According to one study from "Food Allergy Research & Education," the rate of peanut allergies tripled in this country between 1997 and 2008.
Childhood food allergies are a nightmare for millions of parents. 1 in 13 children have some sort of food allergy and the economic cost is estimated to be $25 billion a year.
Yes, there are ways of treating an allergic reaction but they’re not pleasant and often involve an emergency room. The CDC reported in 2008 that about 300,000 such visits occur annually for children under the age of 18.
So what if you simply didn’t need to worry anymore?
Dr. Pierre-Henri Benhamou of DBV Technologies (DBVT), a publically traded French biopharmaceutical company, thinks his team might have a better way of dealing with such allergies. Viaskin Peanut is a patch worn by those afflicted and changed daily. The patch works by slowly releasing small amounts of peanut protein onto the skin. The immune system, which normally rejects the protein in higher doses with deadly consequences, slowly builds a tolerance eventually becoming desensitized to it completely.

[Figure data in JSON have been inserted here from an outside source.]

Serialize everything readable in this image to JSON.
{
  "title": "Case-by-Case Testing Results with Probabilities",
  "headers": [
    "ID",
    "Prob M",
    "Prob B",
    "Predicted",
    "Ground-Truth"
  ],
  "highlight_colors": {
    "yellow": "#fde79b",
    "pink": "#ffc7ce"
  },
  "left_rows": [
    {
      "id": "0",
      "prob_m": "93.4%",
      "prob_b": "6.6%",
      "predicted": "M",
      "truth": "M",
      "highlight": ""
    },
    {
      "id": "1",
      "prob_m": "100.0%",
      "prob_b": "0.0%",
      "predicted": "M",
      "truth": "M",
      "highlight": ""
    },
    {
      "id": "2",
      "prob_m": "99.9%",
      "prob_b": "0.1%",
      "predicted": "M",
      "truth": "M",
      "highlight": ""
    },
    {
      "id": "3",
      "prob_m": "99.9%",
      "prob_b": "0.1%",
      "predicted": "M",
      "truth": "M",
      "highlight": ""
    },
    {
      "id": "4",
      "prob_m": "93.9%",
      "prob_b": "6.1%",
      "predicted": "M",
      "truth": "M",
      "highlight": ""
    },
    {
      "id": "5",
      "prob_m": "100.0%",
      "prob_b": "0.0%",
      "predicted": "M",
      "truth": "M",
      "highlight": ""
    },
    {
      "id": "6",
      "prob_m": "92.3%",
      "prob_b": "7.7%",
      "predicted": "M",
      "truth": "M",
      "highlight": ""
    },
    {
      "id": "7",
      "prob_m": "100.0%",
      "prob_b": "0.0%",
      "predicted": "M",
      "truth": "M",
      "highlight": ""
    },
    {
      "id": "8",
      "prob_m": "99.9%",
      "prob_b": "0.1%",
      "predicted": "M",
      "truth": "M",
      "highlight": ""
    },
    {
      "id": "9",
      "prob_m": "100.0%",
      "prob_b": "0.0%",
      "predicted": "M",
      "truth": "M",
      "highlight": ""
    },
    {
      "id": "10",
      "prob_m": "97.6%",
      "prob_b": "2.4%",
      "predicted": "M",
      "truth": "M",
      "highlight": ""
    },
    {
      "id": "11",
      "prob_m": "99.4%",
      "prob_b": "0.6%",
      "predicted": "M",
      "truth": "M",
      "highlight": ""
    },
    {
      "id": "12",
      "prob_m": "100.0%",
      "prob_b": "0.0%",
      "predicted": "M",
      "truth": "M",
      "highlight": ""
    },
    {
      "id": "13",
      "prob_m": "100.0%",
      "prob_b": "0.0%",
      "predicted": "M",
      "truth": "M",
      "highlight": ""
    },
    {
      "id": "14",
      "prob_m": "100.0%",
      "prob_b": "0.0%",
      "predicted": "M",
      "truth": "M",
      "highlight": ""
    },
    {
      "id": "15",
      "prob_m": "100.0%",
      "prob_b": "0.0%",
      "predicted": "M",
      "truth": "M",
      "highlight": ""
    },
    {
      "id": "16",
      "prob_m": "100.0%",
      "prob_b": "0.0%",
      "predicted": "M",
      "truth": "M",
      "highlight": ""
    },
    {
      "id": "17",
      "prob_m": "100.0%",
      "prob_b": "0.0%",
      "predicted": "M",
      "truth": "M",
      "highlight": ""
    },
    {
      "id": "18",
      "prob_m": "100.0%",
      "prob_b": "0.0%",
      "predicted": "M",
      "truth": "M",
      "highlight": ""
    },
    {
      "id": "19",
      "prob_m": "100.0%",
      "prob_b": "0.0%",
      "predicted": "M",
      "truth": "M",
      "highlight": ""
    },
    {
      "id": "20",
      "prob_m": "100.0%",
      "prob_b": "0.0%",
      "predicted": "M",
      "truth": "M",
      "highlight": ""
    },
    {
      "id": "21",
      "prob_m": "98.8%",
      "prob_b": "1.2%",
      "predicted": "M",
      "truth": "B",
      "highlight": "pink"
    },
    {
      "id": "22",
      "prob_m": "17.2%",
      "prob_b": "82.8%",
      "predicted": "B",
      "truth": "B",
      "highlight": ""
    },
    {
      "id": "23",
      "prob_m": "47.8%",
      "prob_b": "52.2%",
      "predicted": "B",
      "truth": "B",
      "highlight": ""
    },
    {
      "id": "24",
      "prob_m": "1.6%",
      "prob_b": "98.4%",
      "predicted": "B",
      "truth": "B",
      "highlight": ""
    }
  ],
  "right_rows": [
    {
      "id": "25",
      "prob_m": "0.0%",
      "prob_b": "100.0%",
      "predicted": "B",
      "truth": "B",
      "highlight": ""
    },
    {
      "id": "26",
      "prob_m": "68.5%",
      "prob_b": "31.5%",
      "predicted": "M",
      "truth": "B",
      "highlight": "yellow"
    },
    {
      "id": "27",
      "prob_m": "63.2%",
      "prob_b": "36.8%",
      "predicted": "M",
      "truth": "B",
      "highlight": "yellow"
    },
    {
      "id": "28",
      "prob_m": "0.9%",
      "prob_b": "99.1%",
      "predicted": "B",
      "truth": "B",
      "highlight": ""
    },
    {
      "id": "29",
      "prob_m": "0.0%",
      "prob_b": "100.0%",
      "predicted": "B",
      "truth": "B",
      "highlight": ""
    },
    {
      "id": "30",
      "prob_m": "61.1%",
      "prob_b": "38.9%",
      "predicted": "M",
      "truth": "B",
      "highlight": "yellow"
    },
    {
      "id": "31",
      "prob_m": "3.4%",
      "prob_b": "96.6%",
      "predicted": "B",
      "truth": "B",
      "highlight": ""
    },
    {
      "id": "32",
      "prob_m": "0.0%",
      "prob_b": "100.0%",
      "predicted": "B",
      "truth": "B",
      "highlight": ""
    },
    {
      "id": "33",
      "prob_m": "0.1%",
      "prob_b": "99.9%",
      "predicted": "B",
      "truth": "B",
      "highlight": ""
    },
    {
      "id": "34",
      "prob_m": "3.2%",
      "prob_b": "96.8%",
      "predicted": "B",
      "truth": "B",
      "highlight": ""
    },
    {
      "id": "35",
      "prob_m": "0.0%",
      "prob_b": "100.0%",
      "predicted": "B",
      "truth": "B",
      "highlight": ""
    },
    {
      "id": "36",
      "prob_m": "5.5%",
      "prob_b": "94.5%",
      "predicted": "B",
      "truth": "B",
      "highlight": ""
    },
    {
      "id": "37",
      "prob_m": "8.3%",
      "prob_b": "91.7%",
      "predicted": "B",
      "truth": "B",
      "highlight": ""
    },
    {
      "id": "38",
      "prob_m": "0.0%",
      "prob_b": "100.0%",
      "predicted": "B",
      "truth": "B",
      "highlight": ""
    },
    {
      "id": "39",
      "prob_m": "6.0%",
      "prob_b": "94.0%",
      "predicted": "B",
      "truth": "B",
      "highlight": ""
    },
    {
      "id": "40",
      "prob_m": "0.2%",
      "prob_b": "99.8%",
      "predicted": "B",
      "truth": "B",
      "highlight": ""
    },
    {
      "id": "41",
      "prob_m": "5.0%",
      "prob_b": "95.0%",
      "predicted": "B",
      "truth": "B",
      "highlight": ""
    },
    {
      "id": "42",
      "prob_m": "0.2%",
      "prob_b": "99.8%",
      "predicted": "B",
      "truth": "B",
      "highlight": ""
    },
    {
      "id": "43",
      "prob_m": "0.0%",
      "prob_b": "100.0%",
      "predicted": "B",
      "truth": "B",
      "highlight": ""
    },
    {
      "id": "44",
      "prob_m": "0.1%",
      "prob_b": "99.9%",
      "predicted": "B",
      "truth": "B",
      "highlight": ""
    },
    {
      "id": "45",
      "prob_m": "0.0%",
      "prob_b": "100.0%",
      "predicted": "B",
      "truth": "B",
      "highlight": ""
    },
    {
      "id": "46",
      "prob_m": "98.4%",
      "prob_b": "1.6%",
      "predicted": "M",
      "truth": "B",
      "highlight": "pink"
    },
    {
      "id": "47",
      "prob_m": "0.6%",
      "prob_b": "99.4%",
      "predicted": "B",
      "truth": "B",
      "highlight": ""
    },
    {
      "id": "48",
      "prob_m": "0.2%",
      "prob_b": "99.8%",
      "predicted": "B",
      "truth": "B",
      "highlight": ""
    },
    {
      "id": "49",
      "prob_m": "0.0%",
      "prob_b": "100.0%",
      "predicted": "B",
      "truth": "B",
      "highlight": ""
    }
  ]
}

DBV recently completed the largest peanut allergy test in history throughout North America and Europe. The company says Viaskin Peanut “was shown to be effective at reducing the effect of peanut allergies and allows participants to significantly increase the quantity of peanut protein they can consume.”
Despite the results of those tests and being granted “fast track status” by the FDA, Dr. Benhamou doesn’t expect the drug to come to market until 2018.
The success of Viaskin Peanut has led DVB to begin experimenting with dairy allergies as well.